Many things need to be done and there isn’t time in this blog to enumerate them. But if partners took a little of their lucrative salaries and paid more to their staff, that might help. It’s not the only solution and may not even be the best one. But it’s a good place to start.

P.S. By the way, this MP did not follow through on the partners taking a pay cut. But at least he’s thinking about it!

4 Comments

  1. R Peter Fontaine, Esq. on December 13, 2023 at 9:49 am

    The gap between staff and partner compensation is not new. I recall when I became a partner at Arthur Andersen (1997), I received a surprisingly large – albeit welcomed – bump in compensation and benefits. To a large extent, that is the “promise” in professional services firms – work hard or a lower salary and you will be rewarded and become a partner. One of the impediments to the “promise” that I see today is the reluctance of partners to retire, and make room for new partners. At Andersen, retirement age was 62. Generally speaking, if you took one senior partner out of the “comp pool” you could admit 2-3 more. But, partners either need to retire, or be willing to take pay cut to fund new partner comp. That’s why I’m a fan of mandatory retirment.



  2. Marc Rosenberg on December 13, 2023 at 10:32 am

    Peter, as always, your comments are astute, experienced-based and helpful. Thanks for taking the time.

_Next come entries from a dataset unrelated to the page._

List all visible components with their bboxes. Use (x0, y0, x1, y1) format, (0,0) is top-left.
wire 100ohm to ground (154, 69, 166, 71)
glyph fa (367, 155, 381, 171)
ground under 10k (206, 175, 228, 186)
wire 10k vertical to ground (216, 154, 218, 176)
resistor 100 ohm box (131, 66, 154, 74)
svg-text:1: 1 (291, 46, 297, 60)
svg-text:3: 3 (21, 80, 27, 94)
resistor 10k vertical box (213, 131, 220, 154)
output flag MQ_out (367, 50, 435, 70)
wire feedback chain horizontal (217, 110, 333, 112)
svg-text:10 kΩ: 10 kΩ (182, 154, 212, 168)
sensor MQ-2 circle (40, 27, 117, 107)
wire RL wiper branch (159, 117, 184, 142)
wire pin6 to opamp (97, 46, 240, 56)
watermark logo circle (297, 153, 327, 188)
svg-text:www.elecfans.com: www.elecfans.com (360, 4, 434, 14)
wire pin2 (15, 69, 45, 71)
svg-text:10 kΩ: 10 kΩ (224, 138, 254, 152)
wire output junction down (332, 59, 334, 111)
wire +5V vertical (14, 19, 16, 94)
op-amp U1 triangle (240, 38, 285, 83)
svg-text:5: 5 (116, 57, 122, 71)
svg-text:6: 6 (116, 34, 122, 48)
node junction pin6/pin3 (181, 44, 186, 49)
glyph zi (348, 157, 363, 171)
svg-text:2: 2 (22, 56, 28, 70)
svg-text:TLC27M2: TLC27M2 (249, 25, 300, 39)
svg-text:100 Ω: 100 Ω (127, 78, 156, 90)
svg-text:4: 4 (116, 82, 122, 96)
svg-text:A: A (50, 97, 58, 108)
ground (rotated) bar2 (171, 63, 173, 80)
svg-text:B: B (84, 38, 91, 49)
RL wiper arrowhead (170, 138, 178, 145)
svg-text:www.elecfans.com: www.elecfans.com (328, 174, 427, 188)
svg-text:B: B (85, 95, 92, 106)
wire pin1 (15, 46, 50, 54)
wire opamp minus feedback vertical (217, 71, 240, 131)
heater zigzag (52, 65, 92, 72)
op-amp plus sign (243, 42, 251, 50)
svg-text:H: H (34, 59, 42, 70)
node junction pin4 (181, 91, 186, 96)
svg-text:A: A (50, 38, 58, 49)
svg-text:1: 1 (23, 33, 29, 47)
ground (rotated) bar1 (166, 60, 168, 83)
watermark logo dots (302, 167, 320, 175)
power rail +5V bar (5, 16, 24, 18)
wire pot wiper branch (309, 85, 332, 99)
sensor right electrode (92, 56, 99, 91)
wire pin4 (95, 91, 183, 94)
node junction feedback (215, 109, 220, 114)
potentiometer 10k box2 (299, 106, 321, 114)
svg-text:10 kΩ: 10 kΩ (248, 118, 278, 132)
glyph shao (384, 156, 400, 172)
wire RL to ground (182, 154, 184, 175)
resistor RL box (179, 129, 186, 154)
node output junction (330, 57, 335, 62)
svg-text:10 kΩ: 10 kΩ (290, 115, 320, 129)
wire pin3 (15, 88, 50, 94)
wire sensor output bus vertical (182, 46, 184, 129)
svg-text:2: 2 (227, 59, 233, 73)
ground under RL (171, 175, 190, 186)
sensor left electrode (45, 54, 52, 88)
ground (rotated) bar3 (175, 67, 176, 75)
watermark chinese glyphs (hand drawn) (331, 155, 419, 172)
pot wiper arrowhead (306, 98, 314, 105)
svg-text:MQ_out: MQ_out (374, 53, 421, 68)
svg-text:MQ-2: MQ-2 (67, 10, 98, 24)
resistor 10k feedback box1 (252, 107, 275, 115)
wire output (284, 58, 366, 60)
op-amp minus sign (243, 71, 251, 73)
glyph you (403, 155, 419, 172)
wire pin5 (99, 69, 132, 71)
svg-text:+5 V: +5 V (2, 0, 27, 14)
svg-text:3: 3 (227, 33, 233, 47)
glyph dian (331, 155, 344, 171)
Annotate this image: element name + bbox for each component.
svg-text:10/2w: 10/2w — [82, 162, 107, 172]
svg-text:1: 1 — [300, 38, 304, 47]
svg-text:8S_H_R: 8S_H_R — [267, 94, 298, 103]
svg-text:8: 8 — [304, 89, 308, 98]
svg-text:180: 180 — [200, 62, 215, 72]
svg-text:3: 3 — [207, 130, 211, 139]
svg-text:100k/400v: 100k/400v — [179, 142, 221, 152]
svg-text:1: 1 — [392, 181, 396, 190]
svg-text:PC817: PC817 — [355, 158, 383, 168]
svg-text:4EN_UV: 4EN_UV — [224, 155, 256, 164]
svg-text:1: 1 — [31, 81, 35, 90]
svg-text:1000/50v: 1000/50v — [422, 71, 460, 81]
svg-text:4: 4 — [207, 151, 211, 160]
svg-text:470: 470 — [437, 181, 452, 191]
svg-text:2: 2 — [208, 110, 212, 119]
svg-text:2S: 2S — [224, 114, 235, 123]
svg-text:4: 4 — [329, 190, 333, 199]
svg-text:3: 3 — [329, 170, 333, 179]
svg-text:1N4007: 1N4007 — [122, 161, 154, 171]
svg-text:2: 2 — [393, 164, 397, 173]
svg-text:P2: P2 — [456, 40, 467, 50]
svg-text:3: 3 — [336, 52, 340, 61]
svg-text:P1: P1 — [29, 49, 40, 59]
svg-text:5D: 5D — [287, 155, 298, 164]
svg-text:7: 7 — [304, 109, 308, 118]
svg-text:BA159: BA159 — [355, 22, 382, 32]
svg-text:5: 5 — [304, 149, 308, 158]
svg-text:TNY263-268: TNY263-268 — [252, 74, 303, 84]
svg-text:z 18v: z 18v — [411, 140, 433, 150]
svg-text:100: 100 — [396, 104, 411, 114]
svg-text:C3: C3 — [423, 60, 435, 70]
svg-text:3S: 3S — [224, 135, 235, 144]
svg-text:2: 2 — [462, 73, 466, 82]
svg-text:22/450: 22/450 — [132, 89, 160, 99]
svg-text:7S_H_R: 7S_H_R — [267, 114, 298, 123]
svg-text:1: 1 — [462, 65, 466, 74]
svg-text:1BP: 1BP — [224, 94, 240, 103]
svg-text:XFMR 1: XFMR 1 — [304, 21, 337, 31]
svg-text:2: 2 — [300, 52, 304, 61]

  3. Micheal Burch on December 14, 2023 at 9:43 am

    I am struggling a bit with the math in your first example. In order for $15,000,000 gross to provide an average partner income of $750,000 for nine partners they must be netting 45% before partner compensation. If that is the case they are definitely underpaying their staff.



  4. Marc Rosenberg on December 14, 2023 at 1:10 pm

    Michael, thanks for your astute comment. Allow me to share a few thoughts.

    1. Whether you conclude that the firm is “profitable” because (a) partners are netting 45% or (b) their absolute comp average is $750,000, I think you would agree that the partners of this firm are earning an extremely high rate of comp. So yes, we both believe that they may be underpaying their staff.

    2. We have suggested to hundreds of firms over the years that the income partners net, as a percent of revenue, isn’t always the best indicator of profitability. The 2023 Rosenberg MAP Survey shows the following: firms with revenue over $20M averaged income per equity partner of $839,000, which was 29.3% of revenue. Clearly, $839,000 is a very high income level for most people and thus, the firm is “profitable.” One of the reasons why these highly profitable firms have a relatively lower profit as percent of revenue is that (a) their staff-equity partner ratio is way higher than smaller firms and (b) the larger the firm, the higher the bar is for who makes equity partner. The name of the game is leverage, one of the best ways to achieve high levels of profitability. The way the math works is the more staff a firm has in ratio to their revenue, the lower their profit percentage will be.

    Thanks again for taking the time to share your thoughts. We love it!